The World of Books

The Books Editor

“At exactly 15 minutes past eight in the morning on August 6, 1945, Japanese time, at the moment when the atomic bomb flashed above Hiroshima, Miss Toshiko Sasaki, a clerk in the personnel department of the East Asia Tin Works, had just sat down at her place in the plant office and was turning her head to speak to the girl at the next desk.”

This is the opening sentence of John Hersey’s Hiroshima, a celebrated, but perhaps still too little read, masterpiece of reporting, first published in 1946. Before appearing in book form it filled an entire issue of the New Yorker magazine, a unique event, a literary tribute which has never been repeated by the editors.

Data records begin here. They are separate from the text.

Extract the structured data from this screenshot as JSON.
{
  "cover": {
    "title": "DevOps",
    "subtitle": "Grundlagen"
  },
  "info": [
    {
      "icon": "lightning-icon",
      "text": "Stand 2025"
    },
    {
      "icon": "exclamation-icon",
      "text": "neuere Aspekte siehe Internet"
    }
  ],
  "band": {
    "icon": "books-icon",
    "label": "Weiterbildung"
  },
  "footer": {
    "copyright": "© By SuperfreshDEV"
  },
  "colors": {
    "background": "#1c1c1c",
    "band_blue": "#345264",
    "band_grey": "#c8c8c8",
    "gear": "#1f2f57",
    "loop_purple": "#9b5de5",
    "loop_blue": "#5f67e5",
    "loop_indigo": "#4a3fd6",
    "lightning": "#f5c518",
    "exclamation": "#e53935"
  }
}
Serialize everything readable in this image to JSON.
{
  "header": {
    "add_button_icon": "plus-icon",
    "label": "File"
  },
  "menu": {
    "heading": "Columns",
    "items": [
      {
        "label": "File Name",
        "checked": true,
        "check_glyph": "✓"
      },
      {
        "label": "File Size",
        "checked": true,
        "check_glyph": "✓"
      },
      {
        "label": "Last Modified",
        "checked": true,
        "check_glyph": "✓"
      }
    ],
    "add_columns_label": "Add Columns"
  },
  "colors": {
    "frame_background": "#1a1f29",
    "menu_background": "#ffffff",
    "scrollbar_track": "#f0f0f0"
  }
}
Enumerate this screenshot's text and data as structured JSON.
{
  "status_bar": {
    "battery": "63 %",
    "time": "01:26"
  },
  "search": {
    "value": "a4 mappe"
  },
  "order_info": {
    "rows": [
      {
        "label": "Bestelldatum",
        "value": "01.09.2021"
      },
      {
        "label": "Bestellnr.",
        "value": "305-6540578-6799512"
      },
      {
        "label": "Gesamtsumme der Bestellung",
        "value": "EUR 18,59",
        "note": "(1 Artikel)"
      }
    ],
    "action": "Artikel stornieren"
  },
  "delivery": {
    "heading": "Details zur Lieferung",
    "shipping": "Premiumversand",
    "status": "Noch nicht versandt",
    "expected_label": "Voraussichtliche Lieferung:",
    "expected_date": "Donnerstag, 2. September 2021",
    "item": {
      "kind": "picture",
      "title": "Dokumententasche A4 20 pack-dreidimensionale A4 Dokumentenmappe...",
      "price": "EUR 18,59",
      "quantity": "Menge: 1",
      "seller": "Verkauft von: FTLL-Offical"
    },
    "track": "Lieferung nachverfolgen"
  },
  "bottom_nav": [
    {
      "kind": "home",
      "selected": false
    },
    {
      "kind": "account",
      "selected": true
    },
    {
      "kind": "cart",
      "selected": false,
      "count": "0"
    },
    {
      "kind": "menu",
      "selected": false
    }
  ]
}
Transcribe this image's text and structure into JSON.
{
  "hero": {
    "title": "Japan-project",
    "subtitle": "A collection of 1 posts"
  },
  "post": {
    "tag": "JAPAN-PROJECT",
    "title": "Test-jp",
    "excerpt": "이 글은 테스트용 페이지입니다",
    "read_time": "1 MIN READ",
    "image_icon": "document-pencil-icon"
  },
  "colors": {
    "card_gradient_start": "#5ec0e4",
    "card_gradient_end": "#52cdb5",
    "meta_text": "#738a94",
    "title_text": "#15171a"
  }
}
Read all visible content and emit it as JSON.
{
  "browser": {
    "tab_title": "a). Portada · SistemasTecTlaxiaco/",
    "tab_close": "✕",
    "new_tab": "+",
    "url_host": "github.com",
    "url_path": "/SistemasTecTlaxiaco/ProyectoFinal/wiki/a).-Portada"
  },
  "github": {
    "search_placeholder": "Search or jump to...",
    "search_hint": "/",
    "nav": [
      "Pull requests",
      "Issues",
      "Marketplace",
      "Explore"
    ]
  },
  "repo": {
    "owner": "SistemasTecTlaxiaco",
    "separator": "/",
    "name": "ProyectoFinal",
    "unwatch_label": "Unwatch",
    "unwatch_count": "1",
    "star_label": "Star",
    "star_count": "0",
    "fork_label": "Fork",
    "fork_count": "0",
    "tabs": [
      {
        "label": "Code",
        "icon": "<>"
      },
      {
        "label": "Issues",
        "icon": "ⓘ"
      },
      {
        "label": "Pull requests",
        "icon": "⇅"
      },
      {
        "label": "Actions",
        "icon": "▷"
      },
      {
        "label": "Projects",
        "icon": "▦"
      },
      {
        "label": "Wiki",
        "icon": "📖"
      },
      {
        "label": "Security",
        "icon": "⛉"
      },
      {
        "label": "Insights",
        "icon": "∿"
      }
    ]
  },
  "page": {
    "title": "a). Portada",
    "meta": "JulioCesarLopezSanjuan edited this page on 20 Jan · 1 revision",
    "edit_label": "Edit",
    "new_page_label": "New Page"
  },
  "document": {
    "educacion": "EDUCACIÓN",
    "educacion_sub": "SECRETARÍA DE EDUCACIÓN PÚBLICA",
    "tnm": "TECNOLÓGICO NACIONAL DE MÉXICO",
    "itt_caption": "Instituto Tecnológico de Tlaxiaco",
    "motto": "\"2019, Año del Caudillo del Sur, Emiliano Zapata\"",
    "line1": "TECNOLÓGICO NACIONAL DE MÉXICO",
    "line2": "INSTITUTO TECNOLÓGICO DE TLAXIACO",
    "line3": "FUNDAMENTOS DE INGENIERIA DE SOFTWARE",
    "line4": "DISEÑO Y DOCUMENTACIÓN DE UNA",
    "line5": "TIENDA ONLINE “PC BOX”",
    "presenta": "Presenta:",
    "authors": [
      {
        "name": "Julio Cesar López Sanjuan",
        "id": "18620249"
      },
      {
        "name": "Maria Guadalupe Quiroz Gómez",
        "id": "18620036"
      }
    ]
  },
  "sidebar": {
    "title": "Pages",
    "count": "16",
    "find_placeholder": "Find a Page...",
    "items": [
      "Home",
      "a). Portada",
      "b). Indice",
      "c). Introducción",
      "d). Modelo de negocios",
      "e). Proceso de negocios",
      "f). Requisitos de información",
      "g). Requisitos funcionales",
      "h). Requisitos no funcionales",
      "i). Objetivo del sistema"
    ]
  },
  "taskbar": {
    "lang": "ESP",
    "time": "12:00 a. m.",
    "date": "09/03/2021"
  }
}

It is still available (in Penguin Modern Classics, £7.99). If one were to read no other book about World War II, this should be it.

The book is simple in its approach. Perhaps influenced by Joyce’s narrative technique in Ulysses, Hersey recounts the events of the dreadful day through the experiences of some six people moving about their daily affairs in the city of Hiroshima, one of them a Jesuit priest, the dreadful day the city was destroyed and some 100,000 children, women and men were killed.

But in some ways, those who died were the lucky ones for unlike conventional weapons, the atom bomb went on killing for decades after. That initial figure gives little idea of the total casualty figure for the attack. A later book, again a fine piece of reporting, is Robert Jungk’s Children of the Ashes (now out of print), dealing with the nuclear aftermath and the courage of the local people to renew their city.

Later still it was learned that one unfortunate visitor to Hiroshima that day, though badly burned, returned to his home in Nagasaki only to be a victim of the second atom bomb dropped there on August 9.

The use of these atomic bombs immediately raised serious moral issues. One of the most profound is that the professional military men and the politicians who direct them (one cannot really call them statesmen) see civilians as legitimate targets during military operations.

This fact is nearly always obscured in war reporting, as we have seen too often in recent decades. News sources do not care to shock their audiences with too graphic images of death and destruction. There is also the possibility that those who used the used the bombs – which were of two different types – wished to see what they would do. There were important military lessons to be learned.

Arguments

The bombings of August 1945 still haunt the world. The recent book on the events by Australian historian Paul Ham, Hiroshima Nagasaki (Penguin Random House, £13.20) deals with the events in over 600 harrowing pages.

Whatever arguments might be put forward for the use of the bomb, Paul Ham’s conclusion is disturbing. He claims that these were a last blow in a long strategic air war waged largely not at military targets but at the civilian populations of Japanese cities. With the deflation of war by the Soviet Union on Japan and the launch of its campaign in Manchuria, the Japanese might have been brought to surrender merely by a demonstration of the bomb on a people free target.

The recent tension in the Middle East over the nuclear treaty with Iran show that the nuclear threat is still with us. The bombs have not gone away you know. Iran has not yet built such a bomb, but India and Pakistan have. And Israel too has tested their bomb in the southern Indian ocean (courtesy of the former apartheid regime in South Africa.)

We are still living in the shadow of Hiroshima and Nagasaki. And will continue to do so until world peace can become an international civilian movement. After all civilians are the major casualties of war, not only around the world but here in Ireland.